My best travel experiences, however, came within minutes of my house, when we had our own Cambridge-based airline flying to and from Amsterdam, the late-lamented Suckling Airways. It started with just one plane.
The Dornier aircraft had 18 seats - every one a window seat and an aisle seat. The company advertised for 5ft-tall stewardesses because the ceiling was so low. If you boarded first, you could sit right behind the pilot, who would hail you with a cheery "Good morning!" and was probably Captain Suckling, the owner. Mrs Suckling would greet you by name as you disembarked at Cambridge Airport.
You never flew very high, so you were buffeted all over the place. Since you could see that the pilot was unperturbed, you soon realised what the plane could put up with.
The pilot would occasionally lean forward and look to the right and left, keeping an eye out for aircraft from US bases in East Anglia that now and then strayed across civil air corridors. No luxury, but a pioneering sense of adventure - this was aviation, not mere air travel, and it was enhanced by excellent egg sandwiches, hand-made in Cambridge.
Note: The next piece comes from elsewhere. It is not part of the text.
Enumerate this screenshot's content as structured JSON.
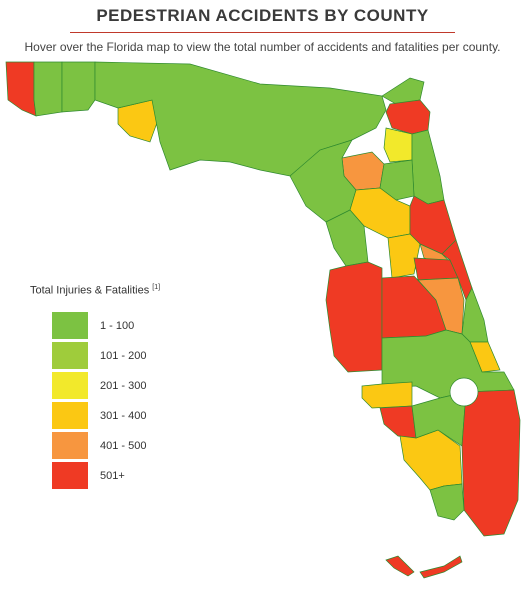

It is vital to recapture as far as possible the innocent joys of travelling. Not long ago I amazed my hosts in North Carolina by insisting that I would take the train to Washington. No one I met there had ever done this, even though there is a direct line from Raleigh. True, the thought of seven to eight hours on board was a daunting prospect, but for another $22 (£16), you could go Club Class and sink into a massive leather seat.
I brought along an enormous novel, but spent little time reading it, even though the train was soon running an hour late (the time lengthened with smoking stops at little stations in the tobacco fields of Virginia). The chance to see rural America was too good to miss, even allowing for the disconcerting sight of Confederate flags along the way.
Best of all are US train stations: Union Station in Los Angeles, for instance, is straight out of a 1930s film, further enhanced by the ritual of being ceremoniously conducted from the departure hall to the train.
It is no surprise, then, that although I live close to Stansted, I will do anything to avoid its crowds. In the age of mass travel, there is much to be said for pottering about.